Chapitre quatorze

Nous nous lançons dans un rock déchaîné. Crado tient un rythme d’enfer. Dany crie autant qu’il chante, et ça déménage. Il bondit, sautille, tombe à genoux et lance un pick dans la foule. Il joue même assez bien. Lucy, Alison et Jessica sont juste devant nous et filment sa performance.

C’est un vrai supplice. Je fais semblant de me concentrer sur mes doigts. Je garde les yeux baissés. La chanson finie, nous sommes très applaudis. Dany salue bien bas et dit :

— Merci. C’était une création collective à partir d’une de mes idées.

Je regarde en direction de Chuck. Il a les bras croisés et parle à ma mère.

Puis il tourne son regard vers moi. J’ai sa basse sur l’épaule et je joue avec un gars qui vient de s’approprier sa chanson.

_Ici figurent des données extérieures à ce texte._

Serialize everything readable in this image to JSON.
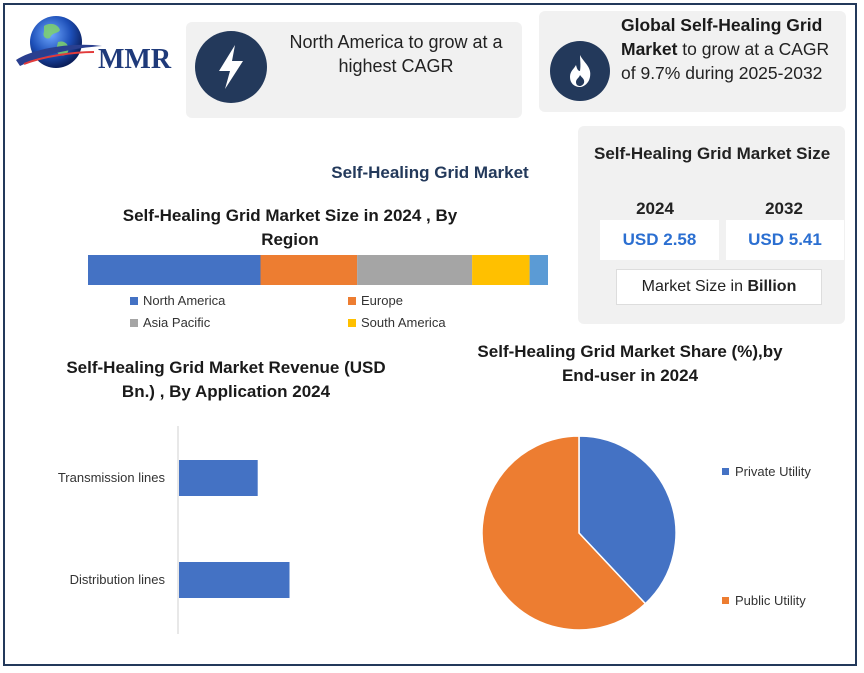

Je n’ai pas le choix. Je m’avance vers mon micro.

— Euh, dis-je.

Je suis trop près du micro et l’Euh est suivi d’une réaction acoustique à déchirer les tympans. L’auditoire sursaute, moi inclus.

— Euh, dis-je de nouveau. Euh, nous n’avons pas écrit cette chanson seuls.

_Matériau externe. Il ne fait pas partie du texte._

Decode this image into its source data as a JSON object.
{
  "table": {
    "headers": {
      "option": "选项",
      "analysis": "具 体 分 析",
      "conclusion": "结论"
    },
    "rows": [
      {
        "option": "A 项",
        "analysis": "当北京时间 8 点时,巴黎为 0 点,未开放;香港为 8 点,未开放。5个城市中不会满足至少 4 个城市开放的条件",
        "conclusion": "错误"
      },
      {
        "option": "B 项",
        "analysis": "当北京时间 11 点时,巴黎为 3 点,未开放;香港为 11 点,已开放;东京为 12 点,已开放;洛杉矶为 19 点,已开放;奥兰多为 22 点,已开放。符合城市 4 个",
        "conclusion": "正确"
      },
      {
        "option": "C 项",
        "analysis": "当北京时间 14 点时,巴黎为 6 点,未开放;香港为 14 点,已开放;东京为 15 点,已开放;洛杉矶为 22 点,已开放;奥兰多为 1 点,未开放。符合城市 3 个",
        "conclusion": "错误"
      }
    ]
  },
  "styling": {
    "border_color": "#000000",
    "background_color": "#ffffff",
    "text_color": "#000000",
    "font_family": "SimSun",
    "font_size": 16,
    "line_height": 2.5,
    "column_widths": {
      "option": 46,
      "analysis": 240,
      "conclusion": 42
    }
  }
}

J’ai une voix de poulet étranglé. Les juges lèvent la tête. J’évite le regard de Dany.

— En fait, c’est notre ami Chuck qui l’a écrite. Il nous a permis de la modifier et ça nous a aidés à démarrer. Il est assis là-bas, dis-je en le pointant du doigt.

Les gens tournent la tête. Chuck sourit et fait un signe de la main. Les applaudissements recommencent.

— Il m’a aussi prêté sa basse, dis-je.

Les applaudissements continuent.

— Mais notre prochaine chanson, c’est vraiment nous qui l’avons écrite.

Je regarde les juges. Cette fois-ci, ils n’écrivent pas. Ils se contentent de tracer des lignes en travers de leur feuille. Je n’ose pas regarder Dany. J’ai les yeux fermés. J’agrippe ma basse et joue les premières notes de Je cours toujours.

Avant même d’ouvrir la bouche, je sais que je n’ai pas le bon rythme. Je ne suis pas synchronisé avec Crado. Dany se trompe d’accord et oublie de reprendre le refrain.

Tandis que nous massacrons ma chanson, une partie de mon esprit flotte au-dessus de la scène. Cette partie est calme. Elle se demande s’il y a pire son qu’un poulet qu’on étrangle. Archie qui vomit? Une autruche qu’on étrangle? Peu importe, c’est le son qui s’en vient dans les prochaines notes, les notes aiguës du dernier couplet. Je cours toujours est une chanson pourrie. J’ai l’impression d’être à bord d’un train qui fonce à toute allure vers un précipice.

Quelques rares personnes applaudissent lorsque nous avons terminé. Puis, l’humiliation finale.

Une personne au fond de la salle applaudit à tout rompre. Je n’ai même pas besoin de regarder pour savoir que c’est ma mère.